Files that don't pass: helpers.py, misc.py, common.py, base.py (when it has no ABC/Protocol), types.py (when it has 2 types that belong in their respective modules).


11. Naming that communicates

Files: noun or noun_phrase, lowercase_snake. The name should tell you what's in the file, not what it does.

# Good: tells you what's inside
registry.py         # contains ToolRegistry
docker.py           # contains DockerBackend
planner.py          # contains Planner, PlanStep

# Bad: tells you what it does (vague)
run.py              # run what?
process.py          # process what?
handle.py           # handle what?

Directories: plural nouns for collections, singular for a single concern.

backends/           # plural: collection of backend implementations
config/             # singular: one concern
tools/              # plural: collection of tools
agent/              # singular: one agent system

12. Tests: organize by confidence, not by source

tests/
├── unit/              # fast, isolated, mock everything external
│   ├── test_planner.py
│   └── test_config.py
├── integration/       # real backends, real I/O, but controlled
│   ├── test_docker_backend.py
│   └── test_ssh_backend.py
├── e2e/               # full agent runs, slow, CI-only
│   ├── test_ctf_solve.py
│   └── test_migration.py
└── fixtures/          # shared test data
    ├── sample_config.yaml
    └── mock_responses/

Don't mirror src/ 1:1. Test files group by what you're verifying, not which source file they exercise. test_agent_can_recover_from_backend_failure.py might touch agent/, backends/, and config/ — and that's fine.


13. The import order tells a story

Within a file, imports should read top-down as: stdlib → third-party → project internals, with project internals going from "far away" to "nearby."

# stdlib
import asyncio
from pathlib import Path

# third-party
from pydantic import BaseModel

# project: far away (config is a leaf, used everywhere)
from hermes_agent.config import BackendConfig

# project: nearby (same package)
from .base import Backend, ExecResult

This isn't just aesthetics — it makes dependency direction visible at a glance.


14. When to split a file

Split when ANY of these are true:

  • File exceeds ~400 lines AND has 2+ distinct responsibilities
  • Two people frequently have merge conflicts in the same file
  • You find yourself adding # --- Section: X --- comments to navigate
  • The file has internal classes/functions that another module wants to import

Do NOT split just because:

  • The file is "long" (a 600-line file with one clear purpose is fine)
  • You "might need to" someday
  • A linter told you to

15. Module-level code is a liability

Every line that runs at import time is a line that can break import hermes_agent.

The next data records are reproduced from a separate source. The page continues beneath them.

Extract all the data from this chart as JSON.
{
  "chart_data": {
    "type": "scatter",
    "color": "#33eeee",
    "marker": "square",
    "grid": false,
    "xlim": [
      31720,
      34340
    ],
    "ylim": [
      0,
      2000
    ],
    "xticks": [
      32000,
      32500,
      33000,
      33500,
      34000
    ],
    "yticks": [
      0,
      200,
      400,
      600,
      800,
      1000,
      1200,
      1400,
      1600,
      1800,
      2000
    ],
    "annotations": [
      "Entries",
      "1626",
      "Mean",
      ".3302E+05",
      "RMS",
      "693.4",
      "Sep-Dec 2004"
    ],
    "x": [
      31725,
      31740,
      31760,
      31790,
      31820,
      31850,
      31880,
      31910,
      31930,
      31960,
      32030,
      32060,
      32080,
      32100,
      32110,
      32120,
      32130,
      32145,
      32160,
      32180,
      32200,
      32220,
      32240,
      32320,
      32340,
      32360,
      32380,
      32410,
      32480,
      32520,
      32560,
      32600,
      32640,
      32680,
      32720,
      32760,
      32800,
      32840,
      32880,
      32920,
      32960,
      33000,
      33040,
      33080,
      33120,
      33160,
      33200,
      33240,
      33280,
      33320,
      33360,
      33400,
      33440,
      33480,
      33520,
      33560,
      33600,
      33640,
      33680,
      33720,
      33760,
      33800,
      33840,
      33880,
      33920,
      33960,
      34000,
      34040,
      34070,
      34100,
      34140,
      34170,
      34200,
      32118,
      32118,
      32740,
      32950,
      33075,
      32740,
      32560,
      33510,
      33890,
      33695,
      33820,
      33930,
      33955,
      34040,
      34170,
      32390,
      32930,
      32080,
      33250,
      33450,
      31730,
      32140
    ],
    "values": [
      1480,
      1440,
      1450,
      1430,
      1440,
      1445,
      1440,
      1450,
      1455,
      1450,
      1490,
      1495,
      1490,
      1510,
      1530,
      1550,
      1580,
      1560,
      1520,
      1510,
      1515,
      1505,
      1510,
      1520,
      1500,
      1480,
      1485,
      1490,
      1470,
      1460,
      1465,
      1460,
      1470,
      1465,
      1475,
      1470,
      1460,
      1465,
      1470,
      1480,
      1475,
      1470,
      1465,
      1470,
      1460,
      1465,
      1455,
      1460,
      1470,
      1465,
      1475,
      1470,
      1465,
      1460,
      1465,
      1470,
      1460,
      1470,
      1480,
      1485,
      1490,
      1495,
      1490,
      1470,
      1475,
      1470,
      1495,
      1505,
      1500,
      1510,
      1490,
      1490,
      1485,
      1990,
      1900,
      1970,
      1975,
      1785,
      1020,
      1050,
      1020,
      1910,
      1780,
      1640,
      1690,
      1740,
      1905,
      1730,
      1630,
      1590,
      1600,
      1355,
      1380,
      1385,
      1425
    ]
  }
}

# Bad: runs at import time
import docker
client = docker.from_env()  # crashes if Docker isn't running

# Good: lazy, runs when needed
def get_docker_client():
    import docker
    return docker.from_env()

# Also good: runs in __init__, not at module level
class DockerBackend:
    def __init__(self, config: BackendConfig):
        import docker
        self._client = docker.from_env()

Rule: module-level code should only be: imports, type definitions, constants, and function/class definitions. Never side effects.


Reading list

These are worth reading not for rules but for calibrating your taste:

  • Hynek Schlawack — Testing & Packaging: Best single article on src layout and why it matters.
  • Python Packaging Guide — src layout vs flat layout: The official take.
  • Brandon Rhodes — The Clean Architecture in Python (PyCon talk): Good for understanding dependency direction without going full enterprise.
  • Cosmicpython — Architecture Patterns with Python: Free online book. Chapters 1-4 on repository pattern and dependency inversion are relevant; skip the CQRS/event-sourcing stuff unless you need it.
  • Hatch documentation: Modern Python project management. Reading how Hatch structures things will passively teach you good layout conventions.
  • Any well-structured open source project: httpx, pydantic, ruff (Rust but the Python wrapper layout is instructive), textual. Read their src/ trees and __init__.py files.

The goal is not elegance. The goal is that a new contributor — human or agent — can go from "I need to change X" to "I know which file to open" in under 10 seconds.